PARIS (Oct. 2)
Concern was expressed here today over the fate of two veteran Polish executives of the American Jewish Joint Distribution Committee, Isaac Giterman and I. Neustadt, who have not been heard from since the early days of the war.
The latest message from the two men, both of whom are well known to many in New York, was an appeal telephoned through the Jewish Telegraphic Agency facilities in Warsaw shortly after the outbreak of the war. They asked for immediate dispatch of funds to meet war emergency funds.
Since then the Warsaw office of the J.D.C. has lost contact with the outside world. Persons who left the Polish capital on Sept. 5 reported that Giterman was still on duty at that time, conducting the J.D.C. relief work.
The two men are believed to be still in territory occupied either by the Nazis or the Reds. In either case they share the fate of the hundreds of thousands of other Jews in the occupied territories, with whom contact has for the time being been completely lost.
Giterman has been director of the J.D.C. work in Poland for the last 20 years, while Neustadt has been connected with the organization for more than 15 years. Several days before outbreak of war, Giterman was called to Paris to participate in an important conference convoked by the J.D.C. here on the refugee problem. Realizing the imminence of war, Giterman hurriedly flew back to Poland, arriving in Warsaw a day before the outbreak of hostilities.

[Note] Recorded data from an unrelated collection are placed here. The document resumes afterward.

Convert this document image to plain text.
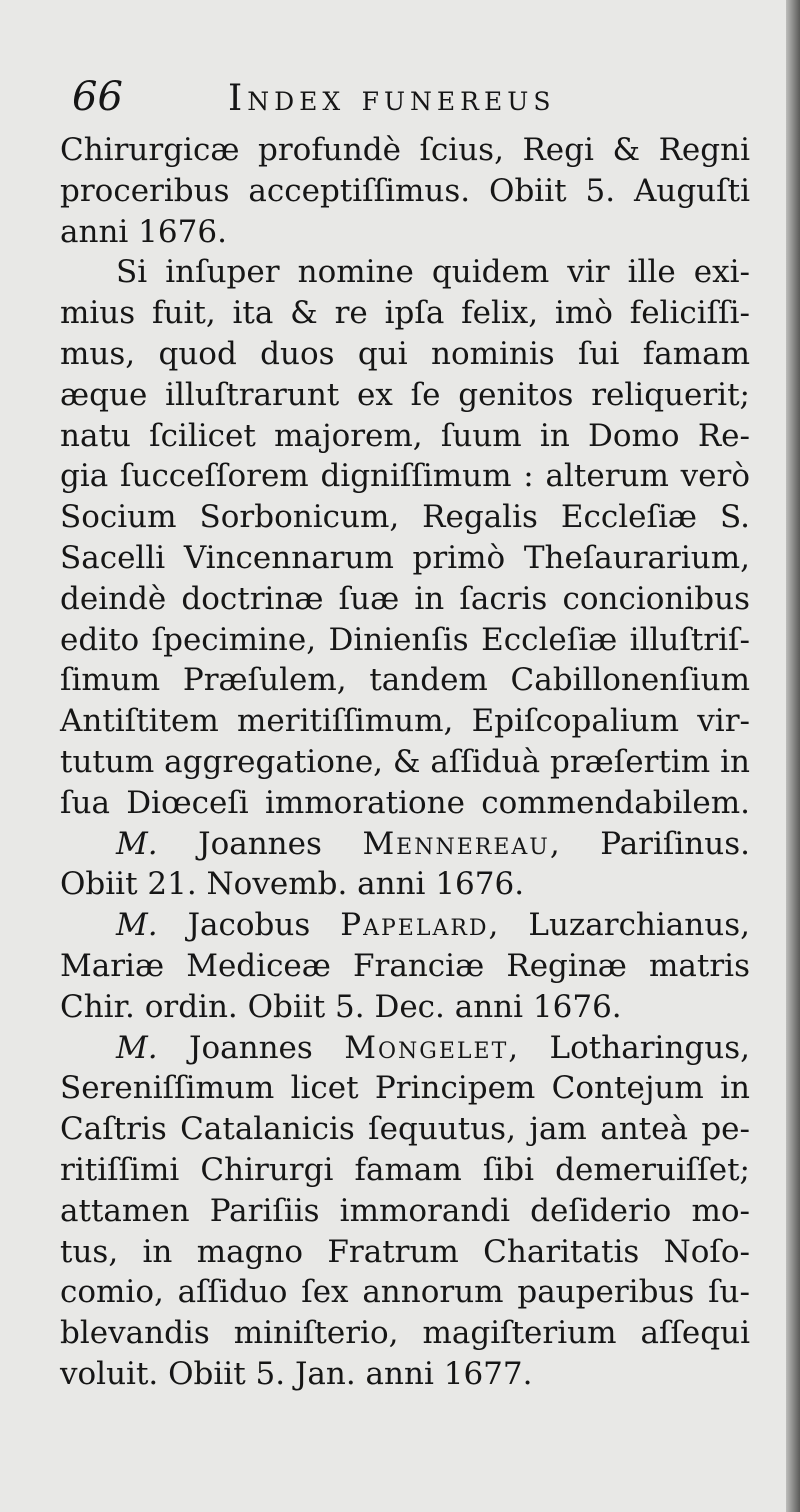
66	Index funereus
Chirurgicæ profundè ſcius, Regi & Regni
proceribus acceptiſſimus. Obiit 5. Auguſti
anni 1676.
Si inſuper nomine quidem vir ille exi-
mius fuit, ita & re ipſa felix, imò feliciſſi-
mus, quod duos qui nominis ſui famam
æque illuſtrarunt ex ſe genitos reliquerit;
natu ſcilicet majorem, ſuum in Domo Re-
gia ſucceſſorem digniſſimum : alterum verò
Socium Sorbonicum, Regalis Eccleſiæ S.
Sacelli Vincennarum primò Theſaurarium,
deindè doctrinæ ſuæ in ſacris concionibus
edito ſpecimine, Dinienſis Eccleſiæ illuſtriſ-
ſimum Præſulem, tandem Cabillonenſium
Antiſtitem meritiſſimum, Epiſcopalium vir-
tutum aggregatione, & aſſiduà præſertim in
ſua Diœceſi immoratione commendabilem.
M. Joannes Mennereau, Pariſinus.
Obiit 21. Novemb. anni 1676.
M. Jacobus Papelard, Luzarchianus,
Mariæ Mediceæ Franciæ Reginæ matris
Chir. ordin. Obiit 5. Dec. anni 1676.
M. Joannes Mongelet, Lotharingus,
Sereniſſimum licet Principem Contejum in
Caſtris Catalanicis ſequutus, jam anteà pe-
ritiſſimi Chirurgi famam ſibi demeruiſſet;
attamen Pariſiis immorandi deſiderio mo-
tus, in magno Fratrum Charitatis Noſo-
comio, aſſiduo ſex annorum pauperibus ſu-
blevandis miniſterio, magiſterium aſſequi
voluit. Obiit 5. Jan. anni 1677.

This is the second time that Giterman has been caught in occupied territory while performing his duties for the J.D.C. The first time was in 1920, when the Soviet army marched into Poland and reached the outskirts of Warsaw before being driven back by the Poles. Giterman, who at the time was engaged in aiding refugees in the Volhynian section of Poland, was jailed and kept under arrest by the Red forces of occupation until they were defeated by the reinforced Polish army.
Giterman was at the head of the Gemiloth Chesed Kassa (free loan societies) work which the J.D.C. established in Poland in 1926 and was very active in building up hundreds of the free loan banks which strengthened the economic position of Polish Jewry. He was also in recent years active in planning many phases of constructive work in the program of the J.D.C. What will be the fate of the kassas, which were maintained by the J.D.C. in cooperation with the local population, cannot as yet be forecast.